HashMap has complexity O(1) both for insertion and removal.
You specify a lot of operation, but all of them are nothing else then insertion, removal and traversing:
can be initialized with an array of n objects in O(n).
n * O(1) insertion. HashMap is fine
one can obtain a random element in
O(1), after this operation the picked
element is removed from the structure.
(without replacement)
This is the only op that require O(n).
one can undo p 'picking without
replacement' operations in O(p)
it's an insertion operation: O(1).
one can remove a specific object (eg
by id) from the structure in O(log(n))
O(1).
one can obtain an array of the objects
currently in the structure in O(n).
you can traverse an HashMap in O(n)
EDIT:
example of picking up a random element in O(n):
HashMap map ....
int randomIntFromZeroToYouHashMapSize = ...
Collection collection = map.values();
Object[] values = collection.toArray();
values[randomIntFromZeroToYouHashMapSize];
Ok, same answer as 0verbose with a simple fix to get the O(1) random lookup. Create an array which stores the same n objects. Now, in the HashMap, store the pairs . For example, say your Objects (strings for simplicity) are:
{"abc" , "def", "ghi"}
Create an
List<String> array = ArrayList<String>("abc","def","ghi")
Create a HashMap map with the following values:
for (int i = 0; i < array.size(); i++)
{
map.put(array[i],i);
}
O(1) random lookup is easily achieved by picking any index in the array. The only complication that arises is when you delete an object. For that, do:
Find object in map. Get its array index. Lets call this index i (map.get(i)) - O(1)
Swap array[i] with array[size of array - 1] (the last element in the array). Reduce the size of the array by 1 (since there is one less number now) - O(1)
Update the index of the new object in position i of the array in map (map.put(array[i], i)) - O(1)
I apologize for the mix of java and cpp notation, hope this helps
Here's my analysis of using Collections.shuffle() on an ArrayList:
✔ can be initialized with an array of n objects in O(n).
Yes, although the cost is amortized unless n is known in advance.
✔ one can obtain a random element in O(1), after this operation the picked element is removed from the structure, without replacement.
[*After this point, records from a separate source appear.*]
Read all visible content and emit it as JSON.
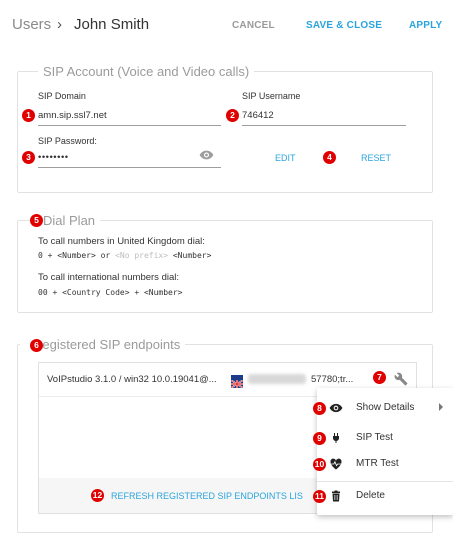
{
  "header": {
    "breadcrumb_root": "Users",
    "breadcrumb_sep": "›",
    "title": "John Smith",
    "cancel": "CANCEL",
    "save_close": "SAVE & CLOSE",
    "apply": "APPLY"
  },
  "sip_account": {
    "legend": "SIP Account (Voice and Video calls)",
    "domain_label": "SIP Domain",
    "domain_value": "amn.sip.ssl7.net",
    "username_label": "SIP Username",
    "username_value": "746412",
    "password_label": "SIP Password:",
    "password_value": "••••••••",
    "edit": "EDIT",
    "reset": "RESET"
  },
  "dial_plan": {
    "legend": "Dial Plan",
    "uk_text": "To call numbers in United Kingdom dial:",
    "uk_code_a": "0 + <Number> or ",
    "uk_code_muted": "<No prefix>",
    "uk_code_b": " <Number>",
    "intl_text": "To call international numbers dial:",
    "intl_code": "00 + <Country Code> + <Number>"
  },
  "registered": {
    "legend": "Registered SIP endpoints",
    "endpoint_text": "VoIPstudio 3.1.0 / win32 10.0.19041@...",
    "endpoint_tail": "57780;tr...",
    "refresh": "REFRESH REGISTERED SIP ENDPOINTS LIS"
  },
  "context_menu": {
    "items": [
      {
        "label": "Show Details",
        "icon": "eye-icon"
      },
      {
        "label": "SIP Test",
        "icon": "plug-icon"
      },
      {
        "label": "MTR Test",
        "icon": "heartbeat-icon"
      },
      {
        "label": "Delete",
        "icon": "trash-icon"
      }
    ]
  },
  "badges": [
    "1",
    "2",
    "3",
    "4",
    "5",
    "6",
    "7",
    "8",
    "9",
    "10",
    "11",
    "12"
  ],
  "colors": {
    "accent": "#2ba4dd",
    "badge": "#e00000"
  }
}
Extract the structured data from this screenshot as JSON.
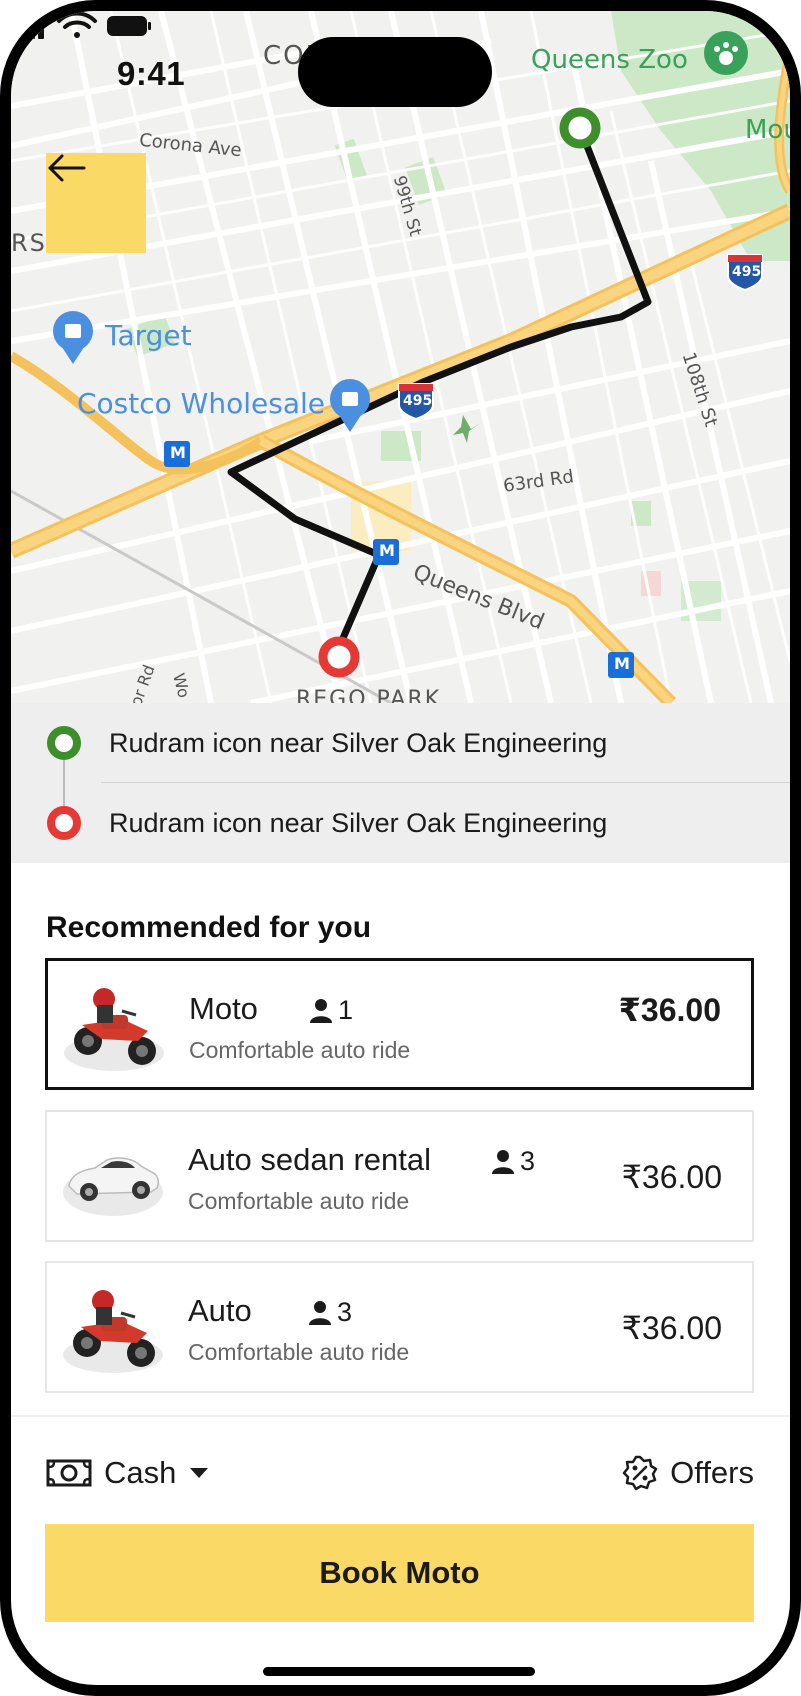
{
  "status_bar": {
    "time": "9:41"
  },
  "map": {
    "labels": {
      "corona": "CORONA",
      "queens_zoo": "Queens Zoo",
      "mou": "Mou",
      "corona_ave": "Corona Ave",
      "st_99": "99th St",
      "rs": "RS",
      "target": "Target",
      "costco": "Costco Wholesale",
      "i495_a": "495",
      "i495_b": "495",
      "st_108": "108th St",
      "rd_63": "63rd Rd",
      "queens_blvd": "Queens Blvd",
      "rego_park": "REGO PARK",
      "metro": "M",
      "or_rd": "or Rd",
      "wo": "Wo"
    },
    "route_color": "#111111",
    "pickup_color": "#3e8e2c",
    "drop_color": "#e53935"
  },
  "back_button": {
    "icon": "arrow-left-icon"
  },
  "addresses": {
    "pickup": "Rudram icon near Silver Oak Engineering",
    "drop": "Rudram icon near Silver Oak Engineering"
  },
  "section_title": "Recommended for you",
  "rides": [
    {
      "name": "Moto",
      "capacity": "1",
      "subtitle": "Comfortable auto ride",
      "price": "₹36.00",
      "icon": "motorcycle-icon",
      "selected": true
    },
    {
      "name": "Auto sedan rental",
      "capacity": "3",
      "subtitle": "Comfortable auto ride",
      "price": "₹36.00",
      "icon": "car-icon",
      "selected": false
    },
    {
      "name": "Auto",
      "capacity": "3",
      "subtitle": "Comfortable auto ride",
      "price": "₹36.00",
      "icon": "motorcycle-icon",
      "selected": false
    }
  ],
  "payment": {
    "label": "Cash",
    "icon": "cash-icon"
  },
  "offers": {
    "label": "Offers",
    "icon": "discount-badge-icon"
  },
  "book_button": {
    "label": "Book Moto"
  },
  "colors": {
    "accent": "#fbd966",
    "selected_border": "#111111"
  }
}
Yes, choose the last element in the shuffled array; replace the array with a subList() of the remaining elements.
✔ one can undo p 'picking without replacement' operations in O(p).
Yes, append the element to the end of this list via add().
❍ one can remove a specific object (eg by id) from the structure in O(log(n)).
No, it looks like O(n).
✔ one can obtain an array of the objects currently in the structure in O(n).
Yes, using toArray() looks reasonable.
How about an array (or ArrayList) that's divided into "picked" and "unpicked"? You keep track of where the boundary is, and to pick, you generate a random index below the boundary, then (since you don't care about order), swap the item at that index with the last unpicked item, and decrement the boundary. To unpick, you just increment the boundary.
Update: Forgot about O(log(n)) removal. Not that hard, though, just a little memory-expensive, if you keep a HashMap of IDs to indices.
If you poke around on line you'll find various IndexedHashSet implementations that all work on more or less this principle -- an array or ArrayList plus a HashMap.
(I'd love to see a more elegant solution, though, if one exists.)
Update 2: Hmm... or does the actual removal become O(n) again, if you have to either recopy the arrays or shift them around?